Urban Paranormal Fantasy. Set in future London. Featuring kick-ass fearless
heroine. With the hots for that dark stranger. Ring a Bell?
The name of the book is derived from this act of reaping “human”
souls into Sheol I – Bone Season refers to this act that happens every ten
years. Why you ask? For the purpose of sustaining these aliens. For these
aliens are nothing but Vampires. That feed on the voyants blood. This pretty
much killed the book for me, frankly. It was going the way of a typical
paranormal romantic fantasy.
So Paige and her keeper, the stranger who turns out to be
none other than the betrothed to the psychotic megalomanical queen bee of Sheol
I – they decide to turn the tables on the tyrannical rulers. How this rebellion
transpires forms the rest of the narrative.
Now the worldbuilding aspects. It is fucking
colossal. Hats off to the author’s boundless imagination – she definitely puts
her heart and soul into creating this world of the Bone Season. And yet there
are aspects that are super vague and leaves you scratching your head. The
action and pacing is relentless though. There is something always happening.
Smoothly glossing over a non-existent plot. Samantha’s writing is not bad at
all. She keeps the narrative tense – but her only flaw is the frequent
sidetrips – like flashbacks on part of Paige to try and build out her character.
I wasn’t really buying it though. Too late in the game.
Well the Characters – they are dime-a-dozen.
I didn’t keep track of the names. They keep flitting in and out of the
narrative at will. The only tour-de-force that demanded attention was Paige
herself. And yet even her character is mostly one-dimensional and not very
complex. Frankly through the story there doesn’t seem to be much development.
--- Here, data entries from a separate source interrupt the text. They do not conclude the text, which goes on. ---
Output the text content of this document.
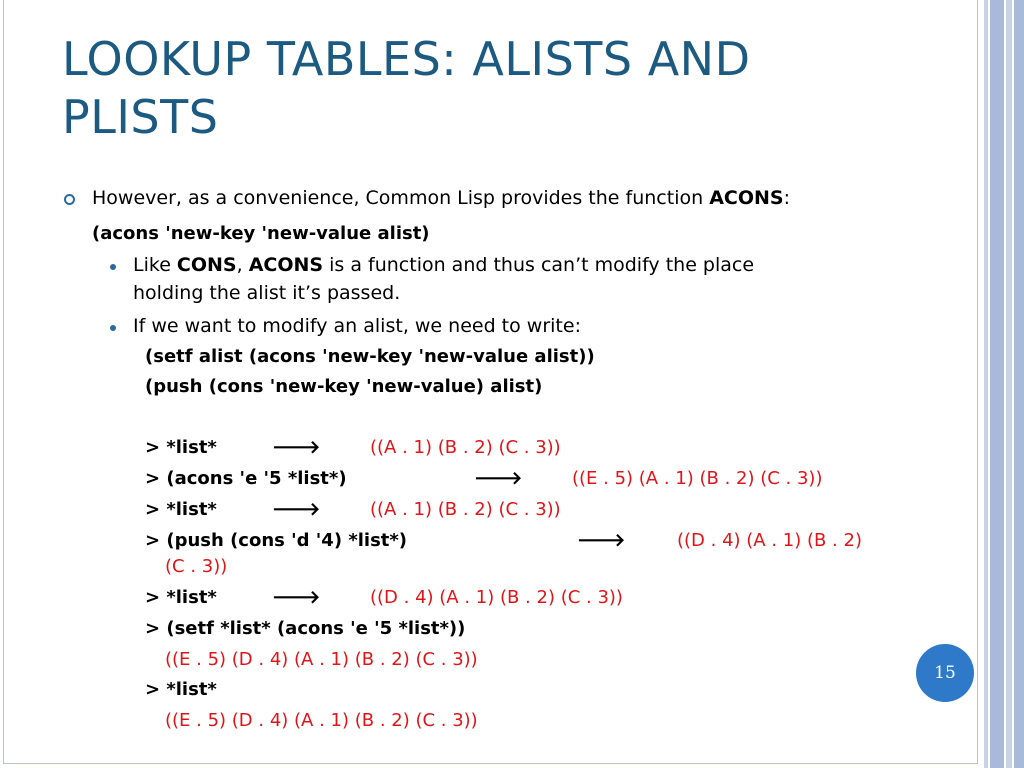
LOOKUP TABLES: ALISTS AND
PLISTS
However, as a convenience, Common Lisp provides the function ACONS:
(acons 'new-key 'new-value alist)
Like CONS, ACONS is a function and thus can’t modify the place
holding the alist it’s passed.
If we want to modify an alist, we need to write:
(setf alist (acons 'new-key 'new-value alist))
(push (cons 'new-key 'new-value) alist)
> *list*	🡒	((A . 1) (B . 2) (C . 3))
> (acons 'e '5 *list*)	🡒	((E . 5) (A . 1) (B . 2) (C . 3))
> *list*	🡒	((A . 1) (B . 2) (C . 3))
> (push (cons 'd '4) *list*)	🡒	((D . 4) (A . 1) (B . 2)
(C . 3))
> *list*	🡒	((D . 4) (A . 1) (B . 2) (C . 3))
> (setf *list* (acons 'e '5 *list*))
((E . 5) (D . 4) (A . 1) (B . 2) (C . 3))
> *list*
((E . 5) (D . 4) (A . 1) (B . 2) (C . 3))
15
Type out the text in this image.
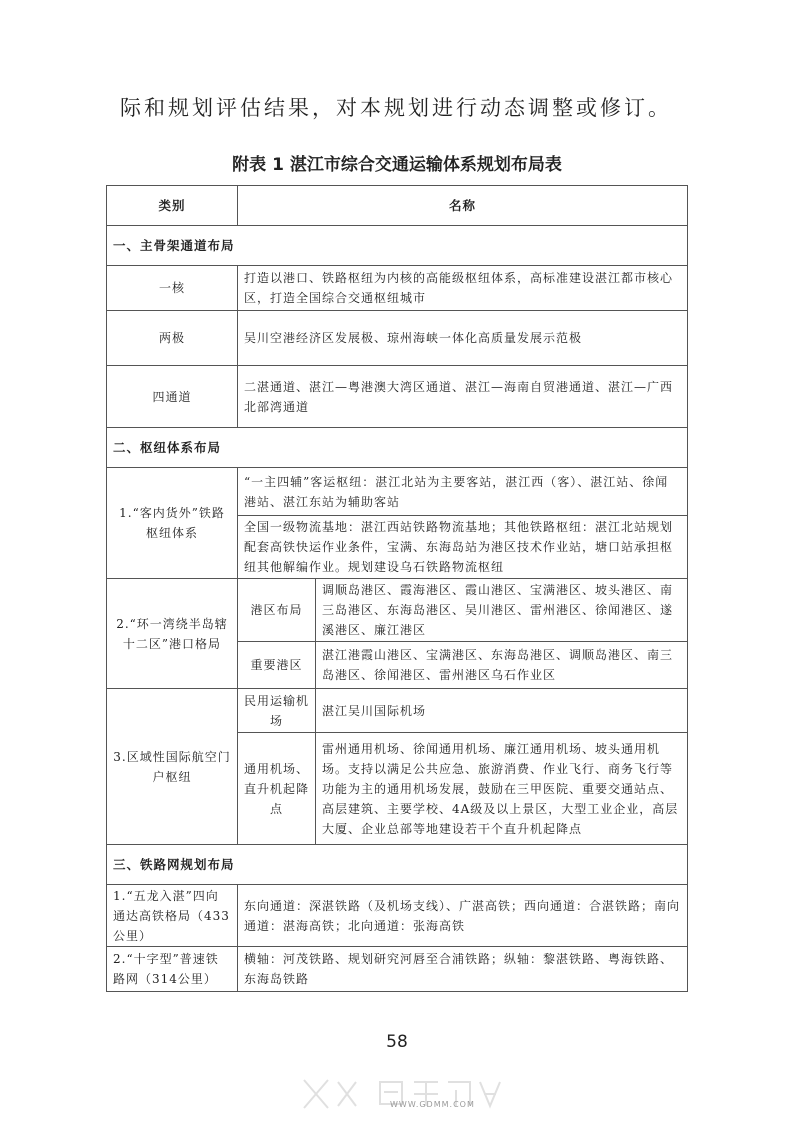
际和规划评估结果，对本规划进行动态调整或修订。
附表 1 湛江市综合交通运输体系规划布局表
类别	名称	
一、主骨架通道布局		
一核	打造以港口、铁路枢纽为内核的高能级枢纽体系，高标准建设湛江都市核心区，打造全国综合交通枢纽城市	
两极	吴川空港经济区发展极、琼州海峡一体化高质量发展示范极	
四通道	二湛通道、湛江—粤港澳大湾区通道、湛江—海南自贸港通道、湛江—广西北部湾通道	
二、枢纽体系布局		
1.“客内货外”铁路枢纽体系	“一主四辅”客运枢纽：湛江北站为主要客站，湛江西（客）、湛江站、徐闻港站、湛江东站为辅助客站	
	全国一级物流基地：湛江西站铁路物流基地；其他铁路枢纽：湛江北站规划配套高铁快运作业条件，宝满、东海岛站为港区技术作业站，塘口站承担枢纽其他解编作业。规划建设乌石铁路物流枢纽	
2.“环一湾绕半岛辖十二区”港口格局	港区布局	调顺岛港区、霞海港区、霞山港区、宝满港区、坡头港区、南三岛港区、东海岛港区、吴川港区、雷州港区、徐闻港区、遂溪港区、廉江港区
	重要港区	湛江港霞山港区、宝满港区、东海岛港区、调顺岛港区、南三岛港区、徐闻港区、雷州港区乌石作业区
3.区域性国际航空门户枢纽	民用运输机场	湛江吴川国际机场
	通用机场、直升机起降点	雷州通用机场、徐闻通用机场、廉江通用机场、坡头通用机场。支持以满足公共应急、旅游消费、作业飞行、商务飞行等功能为主的通用机场发展，鼓励在三甲医院、重要交通站点、高层建筑、主要学校、4A级及以上景区，大型工业企业，高层大厦、企业总部等地建设若干个直升机起降点
三、铁路网规划布局		
1.“五龙入湛”四向通达高铁格局（433公里）	东向通道：深湛铁路（及机场支线）、广湛高铁；西向通道：合湛铁路；南向通道：湛海高铁；北向通道：张海高铁	
2.“十字型”普速铁路网（314公里）	横轴：河茂铁路、规划研究河唇至合浦铁路；纵轴：黎湛铁路、粤海铁路、东海岛铁路	
58
WWW.GDMM.COM
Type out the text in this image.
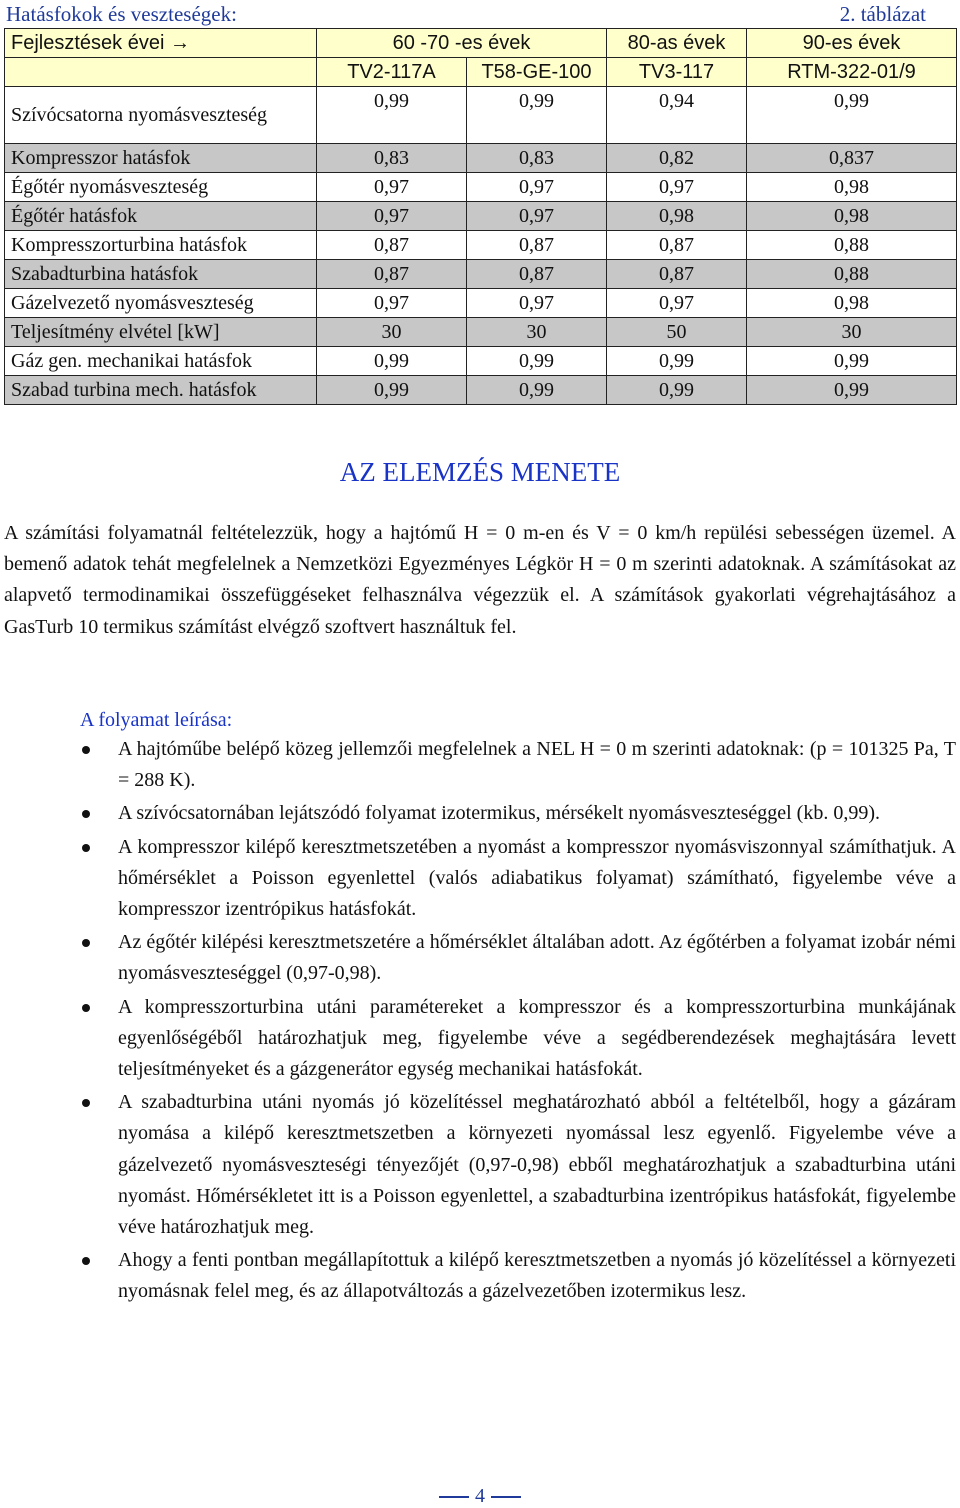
Hatásfokok és veszteségek:	2. táblázat
Fejlesztések évei →	60 -70 -es évek		80-as évek	90-es évek
	TV2-117A	T58-GE-100	TV3-117	RTM-322-01/9
Szívócsatorna nyomásveszteség	0,99	0,99	0,94	0,99
Kompresszor hatásfok	0,83	0,83	0,82	0,837
Égőtér nyomásveszteség	0,97	0,97	0,97	0,98
Égőtér hatásfok	0,97	0,97	0,98	0,98
Kompresszorturbina hatásfok	0,87	0,87	0,87	0,88
Szabadturbina hatásfok	0,87	0,87	0,87	0,88
Gázelvezető nyomásveszteség	0,97	0,97	0,97	0,98
Teljesítmény elvétel [kW]	30	30	50	30
Gáz gen. mechanikai hatásfok	0,99	0,99	0,99	0,99
Szabad turbina mech. hatásfok	0,99	0,99	0,99	0,99
AZ ELEMZÉS MENETE
A számítási folyamatnál feltételezzük, hogy a hajtómű H = 0 m-en és V = 0 km/h repülési sebességen üzemel. A bemenő adatok tehát megfelelnek a Nemzetközi Egyezményes Légkör H = 0 m szerinti adatoknak. A számításokat az alapvető termodinamikai összefüggéseket felhasználva végezzük el. A számítások gyakorlati végrehajtásához a GasTurb 10 termikus számítást elvégző szoftvert használtuk fel.
A folyamat leírása:
A hajtóműbe belépő közeg jellemzői megfelelnek a NEL H = 0 m szerinti adatoknak: (p = 101325 Pa, T = 288 K).
A szívócsatornában lejátszódó folyamat izotermikus, mérsékelt nyomásveszteséggel (kb. 0,99).
A kompresszor kilépő keresztmetszetében a nyomást a kompresszor nyomásviszonnyal számíthatjuk. A hőmérséklet a Poisson egyenlettel (valós adiabatikus folyamat) számítható, figyelembe véve a kompresszor izentrópikus hatásfokát.
Az égőtér kilépési keresztmetszetére a hőmérséklet általában adott. Az égőtérben a folyamat izobár némi nyomásveszteséggel (0,97-0,98).
A kompresszorturbina utáni paramétereket a kompresszor és a kompresszorturbina munkájának egyenlőségéből határozhatjuk meg, figyelembe véve a segédberendezések meghajtására levett teljesítményeket és a gázgenerátor egység mechanikai hatásfokát.
A szabadturbina utáni nyomás jó közelítéssel meghatározható abból a feltételből, hogy a gázáram nyomása a kilépő keresztmetszetben a környezeti nyomással lesz egyenlő. Figyelembe véve a gázelvezető nyomásveszteségi tényezőjét (0,97-0,98) ebből meghatározhatjuk a szabadturbina utáni nyomást. Hőmérsékletet itt is a Poisson egyenlettel, a szabadturbina izentrópikus hatásfokát, figyelembe véve határozhatjuk meg.
Ahogy a fenti pontban megállapítottuk a kilépő keresztmetszetben a nyomás jó közelítéssel a környezeti nyomásnak felel meg, és az állapotváltozás a gázelvezetőben izotermikus lesz.
4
With all the troubles thrown at her, Paige handles herself adroitly well. Too
well, in fact. Not a problem, she bulldozes through pretty much everything
because of her special skill. Of dream-walking. The Warden, her keeper at Sheol
I seemed pretty interesting but sigh, in the explosive action that takes over
from just before the climax, all of it gets lost.
Magic system. I admit this one stumped me. I had trouble
keeping track. And I thought Brandon Sanderson made extremely complicated ones.
Not even close no.
So J K Rowling then? Yow! That was a
howl of indignation. I clearly remember my first experience reading Harry
Porter and the Philosopher’s stone. There was a sense of wonder and
unbridled joy as I set out exploring and discovering the magic of Pottermania.
With Bone Season, there is only a discrete sense of bone-weary tiredness. Of having
had to clomp through enormous sludge of info-dump. I clearly didn’t enjoy the
book. But to give it due, the pacing is pretty well done and my curiosity to
see where Paige and Warden end up got me through the book pretty fast.
The ending is a massive cliff-hanger. On a speeding train, no less. I
am really not sure I want to get on to that train again and get my brain
clobbered. Mime-Order? I will skip that order sir.